Published December 8, 2023
Overview
The implementation of modern computer keyboards is fairly common knowledge within the keyboard enthusiast community. Regardless of the switch technology, the switches are wired into a grid or matrix formed on a printed circuit board or set of membrane sheets or, in some custom keyboards, by hand-wiring directly. Firmware stored in a microcontroller—a microprocessor (CPU) with built-in RAM, ROM and I/O—examines each key in the matrix in turn to see whether it is pressed. With mechanical (metal contact) and membrane switches, the firmware allows time for the switch contacts to settle before reporting a keystroke. A look-up table in ROM provides the identity (scancode or usage code) of the key at each matrix position. The encoder (commonly but incorrectly referred to as the “controller”) communicates keyboard activity to the host computer.
This was not always the case, however. For starters, microprocessors didn’t reach the market until 1970 and electronic keyboards go back at least a decade before that. Even in 1970, using a microprocessor for a keyboard would not become a viable option for years.
So, how did keyboards work in the early days, and what techniques had to be adopted to create a practical keyboard?
Early techniques
In addition to detecting keystrokes, keyboards need a way to identify and report which key is being pressed. This process is known as “encoding” and the hardware that accomplishes it is called the encoder. Most readers will expect a single chip to handle all of this, and will be confused when they instead encounter a mass of circuitry or a huge bank of diodes in a decades-old keyboard. What is going on in these old products?
As early as 1960, Invac designed light-beam keyboards, originally attached to mechanical typewriters (US patent 3032163) but soon offered as devices in their own right (US patent 3092310 and advertised at least as early as 1962). A set of parallel light beams crosses the keyboard from one side to the other. A notched shutter is attached to each key: pressing the key blocks a specific selection of the light beams. Photodetectors read the resulting pattern as a binary code.
By the late 1960s most keyboard manufacturers favoured purely electronic keyboards instead of photoelectric and electromechanical. The most common encoding technique became the diode matrix, used by various manufacturers in the 1960s and early 1970s. A diode matrix is simply a bank of ROM constructed from a grid of discrete diodes; this approach pre-dated semiconductor ROM. A grid position linked by a diode registers as a 1, and the absence of a diode as a 0.
In a basic diode matrix keyboard—there seem to be some more exotic arrangements—each key is wired to a row of the grid. The selection of diodes soldered into the row determines the key’s output code. Pressing a key feeds current into that row which then passes through the diodes into the columns, where the code is read off. (Diodes are used otherwise you would get a problem akin to ghosting.)

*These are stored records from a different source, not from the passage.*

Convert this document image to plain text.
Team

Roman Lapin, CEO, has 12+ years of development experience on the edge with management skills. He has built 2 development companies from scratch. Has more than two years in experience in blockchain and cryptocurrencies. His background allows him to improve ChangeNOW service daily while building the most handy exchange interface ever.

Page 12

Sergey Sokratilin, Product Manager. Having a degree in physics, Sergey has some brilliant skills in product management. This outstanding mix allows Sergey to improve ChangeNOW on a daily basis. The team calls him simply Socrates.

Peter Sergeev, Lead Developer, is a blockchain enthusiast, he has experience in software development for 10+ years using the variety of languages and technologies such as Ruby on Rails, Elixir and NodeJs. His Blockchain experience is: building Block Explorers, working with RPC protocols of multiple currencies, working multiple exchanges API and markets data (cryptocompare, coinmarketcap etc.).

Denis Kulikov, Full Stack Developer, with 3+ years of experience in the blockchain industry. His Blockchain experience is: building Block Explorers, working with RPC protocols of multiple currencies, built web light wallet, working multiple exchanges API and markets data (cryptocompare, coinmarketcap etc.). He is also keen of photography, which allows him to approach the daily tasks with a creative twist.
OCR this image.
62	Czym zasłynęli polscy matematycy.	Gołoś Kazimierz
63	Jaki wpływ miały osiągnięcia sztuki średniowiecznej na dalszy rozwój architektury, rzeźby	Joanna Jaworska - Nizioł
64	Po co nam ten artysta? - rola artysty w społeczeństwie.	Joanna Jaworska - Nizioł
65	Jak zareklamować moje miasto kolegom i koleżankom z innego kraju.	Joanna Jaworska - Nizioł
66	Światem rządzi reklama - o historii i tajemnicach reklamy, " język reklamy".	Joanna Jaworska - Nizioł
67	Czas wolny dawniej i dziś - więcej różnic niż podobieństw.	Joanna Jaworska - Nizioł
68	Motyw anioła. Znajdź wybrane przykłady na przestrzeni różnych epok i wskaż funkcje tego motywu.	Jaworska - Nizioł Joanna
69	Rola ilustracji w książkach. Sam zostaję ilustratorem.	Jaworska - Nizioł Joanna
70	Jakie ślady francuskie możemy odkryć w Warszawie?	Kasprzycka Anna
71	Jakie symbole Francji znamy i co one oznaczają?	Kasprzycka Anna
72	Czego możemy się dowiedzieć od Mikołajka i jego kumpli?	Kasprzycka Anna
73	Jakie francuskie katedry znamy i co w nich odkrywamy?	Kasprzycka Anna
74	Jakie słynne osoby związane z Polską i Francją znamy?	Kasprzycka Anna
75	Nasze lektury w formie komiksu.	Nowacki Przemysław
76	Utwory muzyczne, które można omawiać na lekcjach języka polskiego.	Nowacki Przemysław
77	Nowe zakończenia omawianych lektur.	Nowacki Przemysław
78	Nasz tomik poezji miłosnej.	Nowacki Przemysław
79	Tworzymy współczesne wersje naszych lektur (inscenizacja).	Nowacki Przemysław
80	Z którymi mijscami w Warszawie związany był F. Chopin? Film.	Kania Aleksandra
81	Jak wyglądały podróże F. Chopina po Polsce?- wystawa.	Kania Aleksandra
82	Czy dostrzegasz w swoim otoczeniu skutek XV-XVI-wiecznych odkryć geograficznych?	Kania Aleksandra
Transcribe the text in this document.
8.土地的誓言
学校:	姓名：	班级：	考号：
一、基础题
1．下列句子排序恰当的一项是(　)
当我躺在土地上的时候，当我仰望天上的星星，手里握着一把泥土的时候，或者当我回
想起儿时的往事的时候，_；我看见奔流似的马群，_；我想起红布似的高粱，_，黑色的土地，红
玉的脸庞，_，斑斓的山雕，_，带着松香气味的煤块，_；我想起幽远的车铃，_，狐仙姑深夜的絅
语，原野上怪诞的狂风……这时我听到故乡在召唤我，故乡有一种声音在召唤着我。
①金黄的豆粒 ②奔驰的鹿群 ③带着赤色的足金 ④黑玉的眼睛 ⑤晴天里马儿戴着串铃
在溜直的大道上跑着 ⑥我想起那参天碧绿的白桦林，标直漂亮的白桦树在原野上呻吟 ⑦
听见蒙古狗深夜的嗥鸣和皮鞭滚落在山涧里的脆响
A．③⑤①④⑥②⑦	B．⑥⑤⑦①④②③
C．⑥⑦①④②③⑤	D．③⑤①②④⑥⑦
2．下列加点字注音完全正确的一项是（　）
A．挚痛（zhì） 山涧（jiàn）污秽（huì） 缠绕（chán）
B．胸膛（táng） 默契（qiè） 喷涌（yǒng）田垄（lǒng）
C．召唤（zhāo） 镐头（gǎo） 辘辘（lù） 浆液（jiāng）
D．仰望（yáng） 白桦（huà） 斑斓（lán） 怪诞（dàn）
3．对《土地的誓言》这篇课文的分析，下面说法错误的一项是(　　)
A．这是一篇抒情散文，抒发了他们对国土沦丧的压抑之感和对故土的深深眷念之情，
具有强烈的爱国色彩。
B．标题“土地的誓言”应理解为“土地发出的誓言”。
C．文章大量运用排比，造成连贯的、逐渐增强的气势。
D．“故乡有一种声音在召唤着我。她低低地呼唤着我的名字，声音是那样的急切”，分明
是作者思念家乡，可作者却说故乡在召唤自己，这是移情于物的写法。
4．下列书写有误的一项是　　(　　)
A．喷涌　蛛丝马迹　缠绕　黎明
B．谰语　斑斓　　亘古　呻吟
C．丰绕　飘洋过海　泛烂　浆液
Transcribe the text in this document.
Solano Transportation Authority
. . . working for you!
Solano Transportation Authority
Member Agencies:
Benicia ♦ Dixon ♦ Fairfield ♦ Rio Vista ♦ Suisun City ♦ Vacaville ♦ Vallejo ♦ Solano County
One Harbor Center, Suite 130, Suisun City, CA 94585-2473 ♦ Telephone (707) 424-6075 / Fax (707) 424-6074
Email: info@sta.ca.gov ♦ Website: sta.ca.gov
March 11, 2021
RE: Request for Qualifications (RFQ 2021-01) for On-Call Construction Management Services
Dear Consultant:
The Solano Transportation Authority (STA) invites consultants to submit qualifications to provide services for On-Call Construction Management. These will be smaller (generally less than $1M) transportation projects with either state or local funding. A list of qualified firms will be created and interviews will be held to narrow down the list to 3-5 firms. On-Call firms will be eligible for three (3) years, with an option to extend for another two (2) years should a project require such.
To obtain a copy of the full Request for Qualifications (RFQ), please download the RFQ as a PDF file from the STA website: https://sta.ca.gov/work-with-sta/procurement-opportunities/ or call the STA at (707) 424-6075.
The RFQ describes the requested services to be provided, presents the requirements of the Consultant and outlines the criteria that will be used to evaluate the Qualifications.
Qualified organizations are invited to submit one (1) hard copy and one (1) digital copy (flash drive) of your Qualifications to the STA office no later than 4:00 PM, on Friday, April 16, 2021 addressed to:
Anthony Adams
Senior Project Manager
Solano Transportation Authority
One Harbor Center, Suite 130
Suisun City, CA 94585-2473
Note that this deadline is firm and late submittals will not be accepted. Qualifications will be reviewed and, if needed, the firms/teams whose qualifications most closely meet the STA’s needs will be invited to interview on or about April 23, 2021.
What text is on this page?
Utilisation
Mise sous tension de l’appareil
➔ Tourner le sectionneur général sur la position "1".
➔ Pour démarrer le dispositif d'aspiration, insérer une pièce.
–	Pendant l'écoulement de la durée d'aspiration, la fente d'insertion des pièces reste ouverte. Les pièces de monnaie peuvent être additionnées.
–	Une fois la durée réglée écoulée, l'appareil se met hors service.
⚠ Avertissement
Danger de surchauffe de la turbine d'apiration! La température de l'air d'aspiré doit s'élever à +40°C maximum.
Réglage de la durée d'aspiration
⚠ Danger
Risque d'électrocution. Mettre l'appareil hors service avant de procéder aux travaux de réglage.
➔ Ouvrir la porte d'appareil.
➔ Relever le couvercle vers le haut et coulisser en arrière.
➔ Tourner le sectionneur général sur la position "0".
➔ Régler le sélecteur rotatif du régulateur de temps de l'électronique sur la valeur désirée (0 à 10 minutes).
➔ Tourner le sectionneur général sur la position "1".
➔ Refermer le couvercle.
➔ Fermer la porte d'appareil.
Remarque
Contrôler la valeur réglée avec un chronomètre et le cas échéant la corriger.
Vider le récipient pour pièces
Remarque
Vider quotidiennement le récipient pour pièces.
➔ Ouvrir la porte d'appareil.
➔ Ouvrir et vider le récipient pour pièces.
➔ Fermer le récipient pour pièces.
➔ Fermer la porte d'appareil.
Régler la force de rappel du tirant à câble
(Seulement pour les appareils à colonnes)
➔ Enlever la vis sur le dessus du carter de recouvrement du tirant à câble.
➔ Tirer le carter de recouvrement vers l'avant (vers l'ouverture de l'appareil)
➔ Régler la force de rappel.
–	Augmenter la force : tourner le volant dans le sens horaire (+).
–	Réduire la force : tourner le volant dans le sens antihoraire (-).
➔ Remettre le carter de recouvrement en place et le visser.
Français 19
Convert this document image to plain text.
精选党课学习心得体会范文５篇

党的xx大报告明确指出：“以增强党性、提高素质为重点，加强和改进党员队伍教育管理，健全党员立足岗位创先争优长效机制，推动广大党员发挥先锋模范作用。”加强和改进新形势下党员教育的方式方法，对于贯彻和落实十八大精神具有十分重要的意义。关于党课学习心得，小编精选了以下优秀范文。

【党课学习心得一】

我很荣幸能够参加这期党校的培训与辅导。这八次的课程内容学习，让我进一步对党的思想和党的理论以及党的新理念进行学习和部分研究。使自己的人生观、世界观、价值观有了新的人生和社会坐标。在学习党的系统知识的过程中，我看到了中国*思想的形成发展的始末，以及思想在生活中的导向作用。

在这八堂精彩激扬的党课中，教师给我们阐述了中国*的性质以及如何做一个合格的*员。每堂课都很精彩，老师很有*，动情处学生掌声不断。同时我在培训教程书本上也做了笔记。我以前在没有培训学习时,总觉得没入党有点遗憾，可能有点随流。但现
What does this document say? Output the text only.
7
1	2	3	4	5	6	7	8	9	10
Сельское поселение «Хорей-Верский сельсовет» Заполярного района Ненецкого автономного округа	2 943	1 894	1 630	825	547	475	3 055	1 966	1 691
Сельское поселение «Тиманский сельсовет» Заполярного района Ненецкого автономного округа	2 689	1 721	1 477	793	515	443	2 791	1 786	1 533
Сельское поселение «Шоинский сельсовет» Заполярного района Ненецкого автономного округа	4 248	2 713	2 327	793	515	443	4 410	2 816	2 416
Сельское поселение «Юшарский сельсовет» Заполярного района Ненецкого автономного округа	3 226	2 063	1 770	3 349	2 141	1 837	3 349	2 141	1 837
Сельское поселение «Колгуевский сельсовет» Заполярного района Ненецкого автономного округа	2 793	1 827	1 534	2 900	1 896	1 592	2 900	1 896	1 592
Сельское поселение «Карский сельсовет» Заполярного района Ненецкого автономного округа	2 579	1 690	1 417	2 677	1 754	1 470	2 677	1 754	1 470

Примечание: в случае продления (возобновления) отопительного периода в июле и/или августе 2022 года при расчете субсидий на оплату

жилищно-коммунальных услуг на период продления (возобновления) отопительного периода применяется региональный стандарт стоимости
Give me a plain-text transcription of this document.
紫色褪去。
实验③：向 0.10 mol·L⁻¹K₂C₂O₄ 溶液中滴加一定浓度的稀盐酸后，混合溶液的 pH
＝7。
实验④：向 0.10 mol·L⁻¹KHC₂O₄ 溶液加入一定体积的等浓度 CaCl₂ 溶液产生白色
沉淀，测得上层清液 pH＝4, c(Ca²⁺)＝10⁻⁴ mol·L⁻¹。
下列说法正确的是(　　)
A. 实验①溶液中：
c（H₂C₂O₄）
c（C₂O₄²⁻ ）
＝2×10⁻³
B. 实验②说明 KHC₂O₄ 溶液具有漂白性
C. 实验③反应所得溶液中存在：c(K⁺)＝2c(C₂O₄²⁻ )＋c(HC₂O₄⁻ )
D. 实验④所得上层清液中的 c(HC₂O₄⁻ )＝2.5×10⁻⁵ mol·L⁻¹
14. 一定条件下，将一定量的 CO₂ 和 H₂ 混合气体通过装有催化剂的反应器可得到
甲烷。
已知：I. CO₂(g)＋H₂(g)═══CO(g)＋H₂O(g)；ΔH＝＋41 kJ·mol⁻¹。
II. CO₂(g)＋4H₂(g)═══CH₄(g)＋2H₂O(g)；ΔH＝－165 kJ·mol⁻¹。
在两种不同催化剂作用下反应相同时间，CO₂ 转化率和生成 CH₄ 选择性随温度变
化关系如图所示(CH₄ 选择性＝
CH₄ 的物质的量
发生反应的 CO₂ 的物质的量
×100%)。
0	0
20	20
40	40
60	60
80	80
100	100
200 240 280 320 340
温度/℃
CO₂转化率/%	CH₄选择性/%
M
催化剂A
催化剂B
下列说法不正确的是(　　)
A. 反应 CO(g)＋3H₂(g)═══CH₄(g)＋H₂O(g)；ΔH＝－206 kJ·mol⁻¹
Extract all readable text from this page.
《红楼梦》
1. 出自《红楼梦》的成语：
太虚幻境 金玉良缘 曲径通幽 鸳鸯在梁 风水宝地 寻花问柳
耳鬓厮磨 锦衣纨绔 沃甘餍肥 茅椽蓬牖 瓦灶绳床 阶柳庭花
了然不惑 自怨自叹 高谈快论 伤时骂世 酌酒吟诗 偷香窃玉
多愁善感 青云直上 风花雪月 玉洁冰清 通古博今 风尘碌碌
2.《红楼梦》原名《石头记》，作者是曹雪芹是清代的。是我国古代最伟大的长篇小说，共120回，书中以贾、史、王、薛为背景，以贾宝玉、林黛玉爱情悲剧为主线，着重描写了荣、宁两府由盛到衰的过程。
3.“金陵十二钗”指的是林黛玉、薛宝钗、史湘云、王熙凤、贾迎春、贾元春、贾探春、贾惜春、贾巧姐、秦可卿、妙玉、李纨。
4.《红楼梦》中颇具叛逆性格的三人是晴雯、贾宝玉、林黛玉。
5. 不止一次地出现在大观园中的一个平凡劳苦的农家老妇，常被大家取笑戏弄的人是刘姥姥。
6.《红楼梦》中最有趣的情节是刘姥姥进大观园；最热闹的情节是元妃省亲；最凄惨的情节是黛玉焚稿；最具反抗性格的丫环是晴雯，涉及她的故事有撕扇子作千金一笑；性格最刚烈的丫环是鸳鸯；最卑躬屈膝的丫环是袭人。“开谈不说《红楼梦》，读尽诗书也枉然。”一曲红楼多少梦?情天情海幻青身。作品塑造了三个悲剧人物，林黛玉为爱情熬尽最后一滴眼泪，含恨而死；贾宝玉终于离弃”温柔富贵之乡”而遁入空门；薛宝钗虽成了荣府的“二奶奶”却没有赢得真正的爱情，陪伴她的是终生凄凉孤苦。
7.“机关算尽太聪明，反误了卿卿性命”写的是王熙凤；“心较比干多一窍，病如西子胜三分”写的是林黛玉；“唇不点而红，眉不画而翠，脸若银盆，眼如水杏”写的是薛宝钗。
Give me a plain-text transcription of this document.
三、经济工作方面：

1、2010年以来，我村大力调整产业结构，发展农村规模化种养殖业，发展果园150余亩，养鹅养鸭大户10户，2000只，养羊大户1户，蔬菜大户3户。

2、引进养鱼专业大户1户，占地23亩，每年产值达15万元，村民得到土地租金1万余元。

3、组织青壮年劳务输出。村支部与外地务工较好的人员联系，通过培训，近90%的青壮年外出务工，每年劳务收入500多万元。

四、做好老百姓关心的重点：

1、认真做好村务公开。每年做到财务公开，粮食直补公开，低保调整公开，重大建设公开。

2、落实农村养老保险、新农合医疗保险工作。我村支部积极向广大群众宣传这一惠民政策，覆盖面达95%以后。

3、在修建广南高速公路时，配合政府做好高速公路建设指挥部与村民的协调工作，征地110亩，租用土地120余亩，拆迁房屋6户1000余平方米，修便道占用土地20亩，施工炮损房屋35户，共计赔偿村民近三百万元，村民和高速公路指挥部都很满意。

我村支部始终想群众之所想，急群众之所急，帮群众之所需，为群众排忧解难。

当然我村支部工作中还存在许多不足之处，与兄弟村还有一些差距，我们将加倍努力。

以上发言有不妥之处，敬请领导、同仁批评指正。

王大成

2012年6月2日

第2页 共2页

Diode matrices require considerable space, sometimes as much as a whole PCB to themselves as with the Potter Instrument KDR/KB 3100A. George Risk Industries however mounted the diodes vertically on rails along the edge of the switch PCB, as seen in the model 2-103-001-A-10. Diode matrix encoding was perhaps most commonly paired with reed switches.
Several manufacturers advertised encoding switches: switches where the output code was set directly within each switch using individual electrical connections onto a common bus. Such switches required either multiple sets of switch contacts (one per output bit) or a single set of contacts divided into separate connections protected by diodes. Micro Switch’s KB range of switches started out around 1965 as an encoding system before the better-known reed switches were added to the range a year or two later. Micro Switch chose to use multiple contacts per switch; the output was configured by clipping off each terminal that was to represent a 0.
Mechanical Enterprises Mercutronic coding (MC) switches, first advertised in 1970, used diodes within each switch to link to a ribbon cable bus, a diode setting a 1 and no diode setting a 0. Other manufacturers who designed encoding switches around the turn of the 1970s included Magsat, IKOR (with their selective-shield capacitive system) and Synergistics. While surplus Micro Switch KB encoding switches are available to purchase, to date not a single encoding keyboard has ever been seen.
Although Licon and Cortron “magnetic valve” matrix scan keyboards are well-known, far less is seen of the very early keyboards from NAVCOR (1968) and Licon (1969) which used specific routing of wires through ferrite cores to define the output codes of the keys. Licon used an automated assembly line to feed wires through ferrite cores within the switches of their Series 550 keyboards (for example model 55-000084), while NAVCOR used ferrite core encoding in conjunction with reed switches.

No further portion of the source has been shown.